Ingredients:
- 4 fillets of firm white fish (Cod, Haddock, or Pollock), approximately 180g / 6.5 oz each, skinned and boned
- 1 tsp Fine Sea Salt (for seasoning)
- ½ tsp Freshly Cracked Black Pepper (for seasoning)
- 2 tbsp All-Purpose Flour (for dredging)
- 1 cup All-Purpose Flour (or Self-Raising Flour, for batter)
- 1 tsp Baking Powder (omit if using Self-Raising Flour)
- ½ tsp Fine Sea Salt (for batter)
- ¼ tsp Garlic Powder (optional)
- 1 cup Ice-Cold Pale Lager or Sparkling Soda Water (240ml)
- 2 tbsp Neutral High-Heat Oil (like Rapeseed/Canola or Vegetable Oil)
Instructions:
- Prepare the Fish: Pat the fish fillets thoroughly dry using kitchen paper—this is crucial for batter adhesion. Season the fillets lightly with salt and pepper. Set aside.
- Mix the Dry Batter Ingredients: In a deep, chilled bowl, whisk together the flour, baking powder (if using), salt, and garlic powder until well combined.
- Create the Batter: Pour the ice-cold lager or soda water into the dry ingredients. Whisk only briefly—just until the dry streaks disappear. Do not overmix.
- Rest the Batter: Place the prepared batter in the refrigerator to chill for at least 20 minutes while the oven heats up.
- Preheat the Oven and Rack: Preheat your oven to a fiercely hot temperature of 230°C / 450°F. Place the wire cooling rack directly onto the baking sheet and generously brush or spray the rack with the high-heat oil.
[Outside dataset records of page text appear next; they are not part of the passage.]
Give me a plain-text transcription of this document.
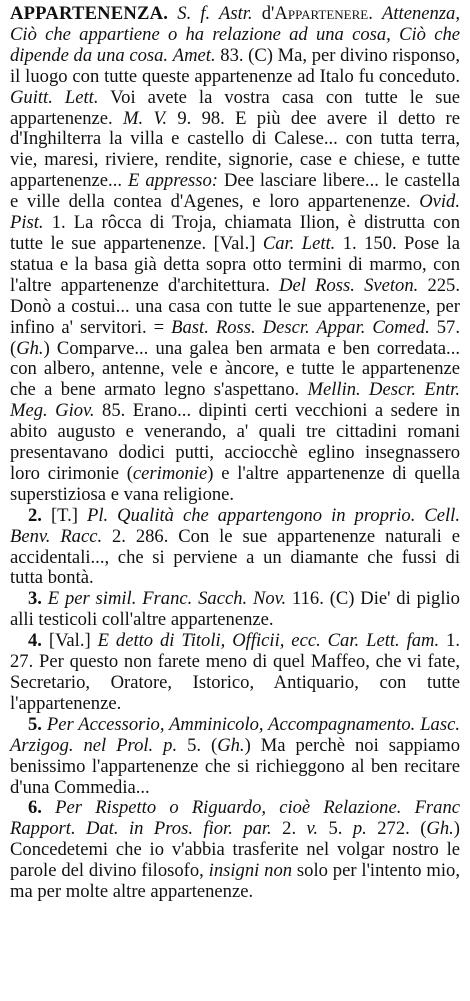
APPARTENENZA. S. f. Astr. d'Appartenere. Attenenza, Ciò che appartiene o ha relazione ad una cosa, Ciò che dipende da una cosa. Amet. 83. (C) Ma, per divino risponso, il luogo con tutte queste appartenenze ad Italo fu conceduto. Guitt. Lett. Voi avete la vostra casa con tutte le sue appartenenze. M. V. 9. 98. E più dee avere il detto re d'Inghilterra la villa e castello di Calese... con tutta terra, vie, maresi, riviere, rendite, signorie, case e chiese, e tutte appartenenze... E appresso: Dee lasciare libere... le castella e ville della contea d'Agenes, e loro appartenenze. Ovid. Pist. 1. La rôcca di Troja, chiamata Ilion, è distrutta con tutte le sue appartenenze. [Val.] Car. Lett. 1. 150. Pose la statua e la basa già detta sopra otto termini di marmo, con l'altre appartenenze d'architettura. Del Ross. Sveton. 225. Donò a costui... una casa con tutte le sue appartenenze, per infino a' servitori. = Bast. Ross. Descr. Appar. Comed. 57. (Gh.) Comparve... una galea ben armata e ben corredata... con albero, antenne, vele e àncore, e tutte le appartenenze che a bene armato legno s'aspettano. Mellin. Descr. Entr. Meg. Giov. 85. Erano... dipinti certi vecchioni a sedere in abito augusto e venerando, a' quali tre cittadini romani presentavano dodici putti, acciocchè eglino insegnassero loro cirimonie (cerimonie) e l'altre appartenenze di quella superstiziosa e vana religione.

2. [T.] Pl. Qualità che appartengono in proprio. Cell. Benv. Racc. 2. 286. Con le sue appartenenze naturali e accidentali..., che si perviene a un diamante che fussi di tutta bontà.

3. E per simil. Franc. Sacch. Nov. 116. (C) Die' di piglio alli testicoli coll'altre appartenenze.

4. [Val.] E detto di Titoli, Officii, ecc. Car. Lett. fam. 1. 27. Per questo non farete meno di quel Maffeo, che vi fate, Secretario, Oratore, Istorico, Antiquario, con tutte l'appartenenze.

5. Per Accessorio, Amminicolo, Accompagnamento. Lasc. Arzigog. nel Prol. p. 5. (Gh.) Ma perchè noi sappiamo benissimo l'appartenenze che si richieggono al ben recitare d'una Commedia...

6. Per Rispetto o Riguardo, cioè Relazione. Franc Rapport. Dat. in Pros. fior. par. 2. v. 5. p. 272. (Gh.) Concedetemi che io v'abbia trasferite nel volgar nostro le parole del divino filosofo, insigni non solo per l'intento mio, ma per molte altre appartenenze.
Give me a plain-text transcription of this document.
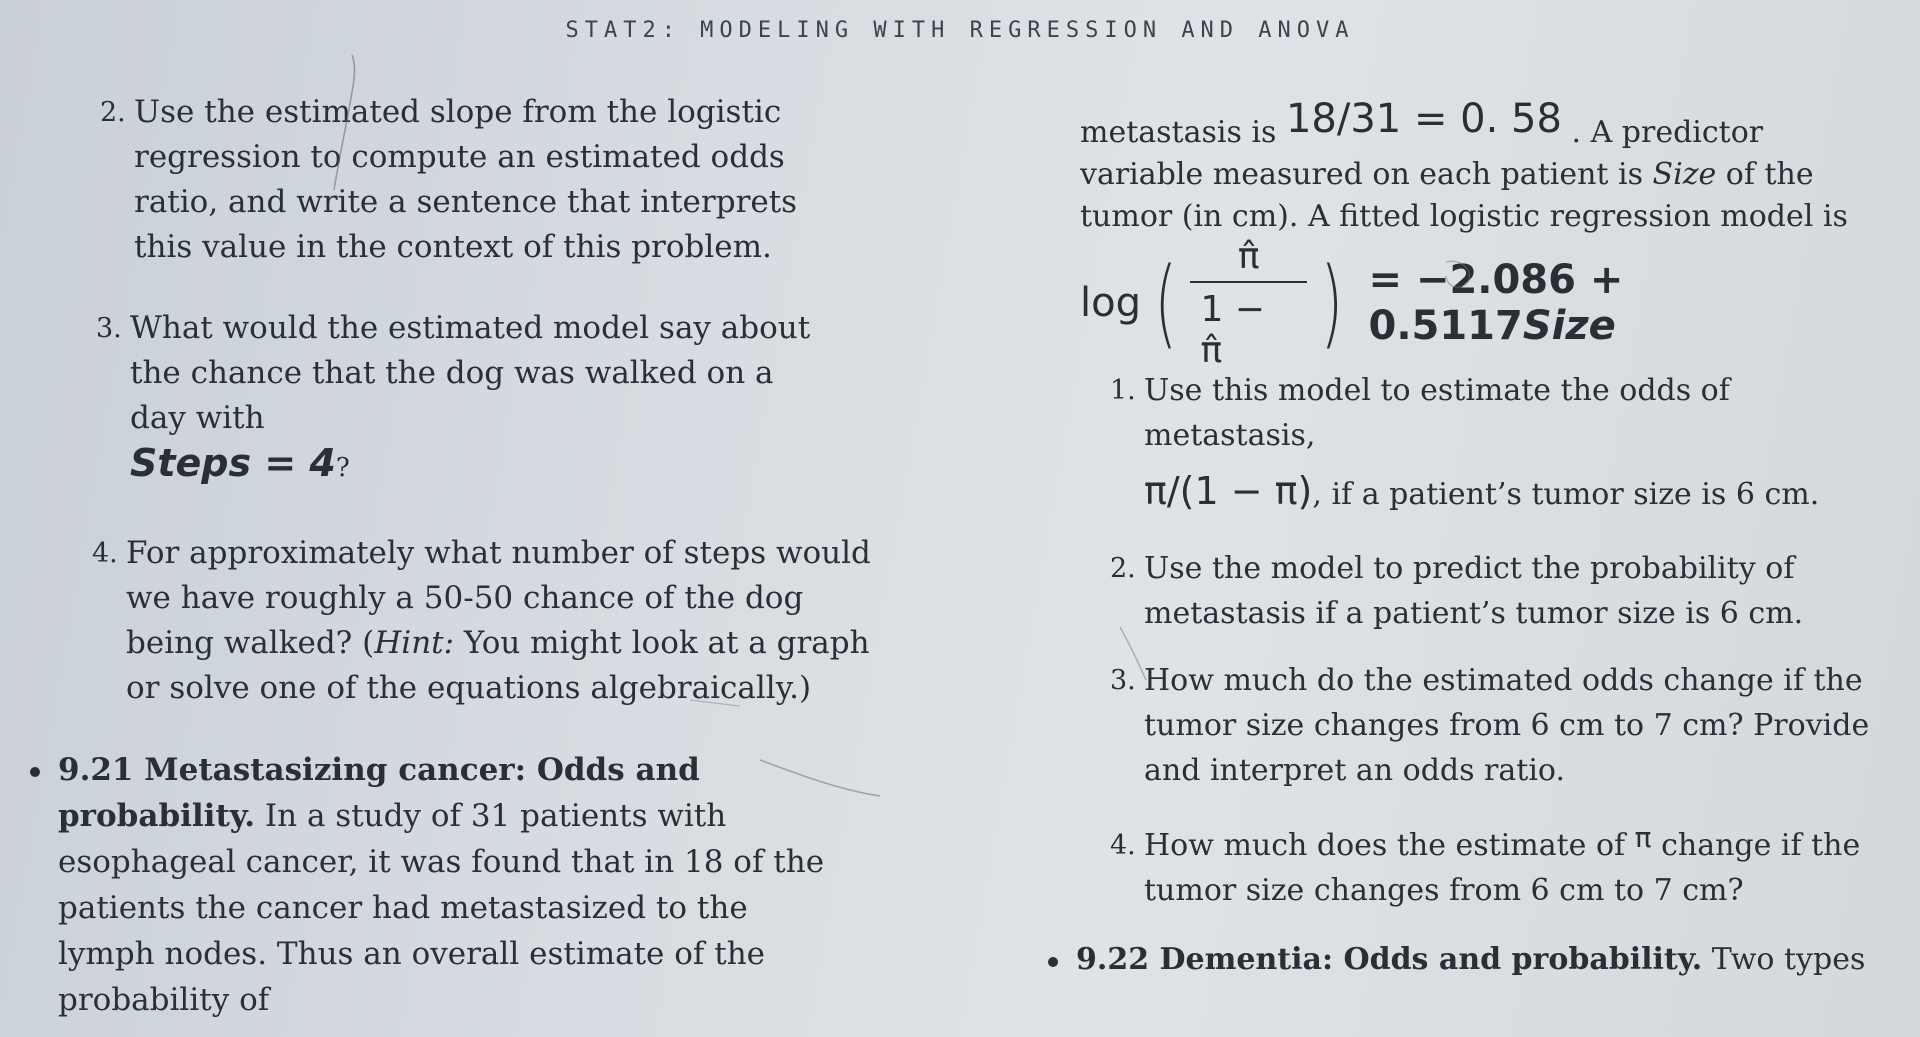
STAT2: MODELING WITH REGRESSION AND ANOVA
2. Use the estimated slope from the logistic regression to compute an estimated odds ratio, and write a sentence that interprets this value in the context of this problem.
3. What would the estimated model say about the chance that the dog was walked on a day with
Steps = 4?
4. For approximately what number of steps would we have roughly a 50-50 chance of the dog being walked? (Hint: You might look at a graph or solve one of the equations algebraically.)
9.21 Metastasizing cancer: Odds and probability. In a study of 31 patients with esophageal cancer, it was found that in 18 of the patients the cancer had metastasized to the lymph nodes. Thus an overall estimate of the probability of
metastasis is 18/31 = 0. 58 . A predictor variable measured on each patient is Size of the tumor (in cm). A fitted logistic regression model is
log ( $\frac{\pî}{1 - \pî}$ ) = −2.086 + 0.5117Size
1. Use this model to estimate the odds of metastasis,
π/(1 − π), if a patient’s tumor size is 6 cm.
2. Use the model to predict the probability of metastasis if a patient’s tumor size is 6 cm.
3. How much do the estimated odds change if the tumor size changes from 6 cm to 7 cm? Provide and interpret an odds ratio.
4. How much does the estimate of π change if the tumor size changes from 6 cm to 7 cm?
9.22 Dementia: Odds and probability. Two types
- Preheat the Oiled Rack: Place the oiled rack and baking sheet into the oven for 5 minutes while you batter the fish. This ensures the rack is smoking hot.
- Dredge the Fish: Lightly dredge each seasoned fish fillet in the 2 tbsp of plain flour, shaking off any excess. This thin layer helps the wet batter adhere uniformly.
- Batter the Fillets: Working quickly, dip one floured fillet into the cold batter, ensuring it is completely coated. Let the excess drip off.
- Place on Hot Rack: Carefully place the battered fillet onto the preheated oiled wire rack. Repeat swiftly with the remaining fillets, ensuring they do not touch.
- Bake: Bake the fish for 8-10 minutes, then rotate the tray. Continue baking for another 8-10 minutes, or until the batter is deeply golden brown and crisp all over.
- Check Doneness: The fish is done when the internal temperature reaches 63°C / 145°F and the flesh is opaque and flakes easily.
- Rest and Serve: Remove the fish from the oven. Let the fillets rest on the wire rack for 2-3 minutes before serving.